Wow!
Finally a frank, tell-it-like-it-is opinion piece in the venerable, conservative Wall Street Journal on the “stunningly incompetent prosecution of the war,” by the administrations of George W. Bush, that
… have virtually assured such a displacement by catastrophically throwing the country off balance, both politically and financially, while breaking the nation’s sword in an inconclusive seven-year struggle against a ragtag enemy in two small bankrupt states.
This and other eye-opening attacks on Bush’s seven years of failure “to devise effective policy or make intelligent arguments for policies that were worth pursuing,” by none other than Mark Helprin—hardly a Liberal—in the WSJ’s Dec. 18 “Bush Has Made Us Vulnerable.”
But wait, Helprin’s column is not without “criticism” of “the counterpart to Republican incompetence,”—the”Left”—which, according to Helprin has been warped by sentiment and “is embarrassed by patriotism and American self-interest, but above all it is blind to the gravity of the matter.”

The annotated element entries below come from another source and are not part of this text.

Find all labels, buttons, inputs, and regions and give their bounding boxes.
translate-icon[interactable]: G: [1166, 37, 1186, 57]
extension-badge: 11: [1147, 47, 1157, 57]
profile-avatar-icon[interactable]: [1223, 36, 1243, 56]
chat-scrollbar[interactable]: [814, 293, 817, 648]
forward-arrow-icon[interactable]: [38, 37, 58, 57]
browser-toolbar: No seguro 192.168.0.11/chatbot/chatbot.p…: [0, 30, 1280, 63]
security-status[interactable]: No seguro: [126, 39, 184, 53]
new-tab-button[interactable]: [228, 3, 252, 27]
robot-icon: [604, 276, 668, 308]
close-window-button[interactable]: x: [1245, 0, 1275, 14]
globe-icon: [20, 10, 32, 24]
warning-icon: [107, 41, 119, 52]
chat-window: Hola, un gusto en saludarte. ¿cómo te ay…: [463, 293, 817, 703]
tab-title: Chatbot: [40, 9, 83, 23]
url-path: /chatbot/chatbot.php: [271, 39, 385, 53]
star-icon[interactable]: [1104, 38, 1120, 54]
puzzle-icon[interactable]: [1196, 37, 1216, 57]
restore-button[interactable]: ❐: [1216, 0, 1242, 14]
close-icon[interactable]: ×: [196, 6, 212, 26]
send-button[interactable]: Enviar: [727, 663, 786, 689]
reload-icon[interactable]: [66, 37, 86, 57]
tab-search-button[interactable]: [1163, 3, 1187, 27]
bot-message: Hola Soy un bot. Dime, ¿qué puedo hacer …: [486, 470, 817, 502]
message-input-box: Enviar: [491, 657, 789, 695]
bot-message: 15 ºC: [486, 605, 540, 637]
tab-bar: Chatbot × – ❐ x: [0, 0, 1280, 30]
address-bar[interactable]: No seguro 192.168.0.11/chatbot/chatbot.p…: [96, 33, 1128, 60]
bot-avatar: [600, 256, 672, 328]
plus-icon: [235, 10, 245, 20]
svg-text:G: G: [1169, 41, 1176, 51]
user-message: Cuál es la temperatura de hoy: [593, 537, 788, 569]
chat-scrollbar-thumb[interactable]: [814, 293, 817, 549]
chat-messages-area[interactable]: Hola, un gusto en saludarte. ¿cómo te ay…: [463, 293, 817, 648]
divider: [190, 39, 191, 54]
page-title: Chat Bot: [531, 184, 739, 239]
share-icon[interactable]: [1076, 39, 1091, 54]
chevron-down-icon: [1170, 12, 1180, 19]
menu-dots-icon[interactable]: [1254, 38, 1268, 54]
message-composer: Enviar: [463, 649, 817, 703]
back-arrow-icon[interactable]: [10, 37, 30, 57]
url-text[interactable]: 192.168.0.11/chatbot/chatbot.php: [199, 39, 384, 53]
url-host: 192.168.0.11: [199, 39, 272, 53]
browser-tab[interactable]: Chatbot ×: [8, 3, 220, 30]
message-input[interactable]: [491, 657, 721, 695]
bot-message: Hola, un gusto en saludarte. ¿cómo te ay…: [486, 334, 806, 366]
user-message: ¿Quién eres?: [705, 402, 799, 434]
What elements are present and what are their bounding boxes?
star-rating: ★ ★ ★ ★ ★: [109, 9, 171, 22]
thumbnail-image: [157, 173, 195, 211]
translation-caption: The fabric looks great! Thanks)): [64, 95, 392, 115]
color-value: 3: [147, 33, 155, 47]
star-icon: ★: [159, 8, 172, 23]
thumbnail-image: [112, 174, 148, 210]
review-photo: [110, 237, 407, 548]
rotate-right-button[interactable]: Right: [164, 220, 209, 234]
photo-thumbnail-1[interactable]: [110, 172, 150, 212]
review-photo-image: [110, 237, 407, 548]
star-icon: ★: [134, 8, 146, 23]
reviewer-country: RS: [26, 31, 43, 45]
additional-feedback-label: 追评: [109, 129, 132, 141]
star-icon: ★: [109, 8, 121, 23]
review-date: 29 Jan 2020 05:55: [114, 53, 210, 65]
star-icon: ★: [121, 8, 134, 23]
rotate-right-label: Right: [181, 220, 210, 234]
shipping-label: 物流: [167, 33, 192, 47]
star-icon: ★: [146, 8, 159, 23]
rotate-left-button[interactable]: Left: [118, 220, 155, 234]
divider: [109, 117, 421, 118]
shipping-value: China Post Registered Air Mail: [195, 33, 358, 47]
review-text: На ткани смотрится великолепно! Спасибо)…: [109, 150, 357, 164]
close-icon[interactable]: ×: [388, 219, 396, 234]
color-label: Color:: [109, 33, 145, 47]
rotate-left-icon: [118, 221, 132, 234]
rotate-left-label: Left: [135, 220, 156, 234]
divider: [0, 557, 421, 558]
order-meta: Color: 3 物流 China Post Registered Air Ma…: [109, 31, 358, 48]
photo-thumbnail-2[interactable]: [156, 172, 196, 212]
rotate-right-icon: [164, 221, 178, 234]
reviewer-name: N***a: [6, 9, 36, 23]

Helprin then tries his hand at evenhandedness, albeit making one hand more “even” than the other:
The Right should have labored to exhaustion to forge a coalition, and the Left should have been willing to proceed without one. The Right should have been more respectful of constitutional protections, and the Left should have joined in making temporary and clearly defined exceptions. In short, the Right should have had the wit to fight, and the Left should have had the will to fight.
Both failed.
On the Constitution and the rule of law, Helprin becomes ambivalent, bordering on double-talk:
The pity is that the war could have been successful…had we taken strong and effective measures for our domestic protection while striving to stay within constitutional limits and eloquently explaining the necessity — as has always been the case in war — for sometimes exceeding them.
Finally, Helprin also touches upon our dire financial straits, the terrorism threat, China’s military expansion, Russian resurgence, and how ill-prepared we are to deal with these challenges.
Anyway, a very interesting piece by a great author, a Fellow of the American Academy in Rome and a former Guggenheim Fellow, one who has been awarded the National Jewish Book Award and the Prix de Rome from the American Academy and Institute of Arts and Letters. Helprin also served in the British Merchant Navy, the Israeli infantry, and the Israeli Air Force.
The author is a retired U.S. Air Force officer and a writer.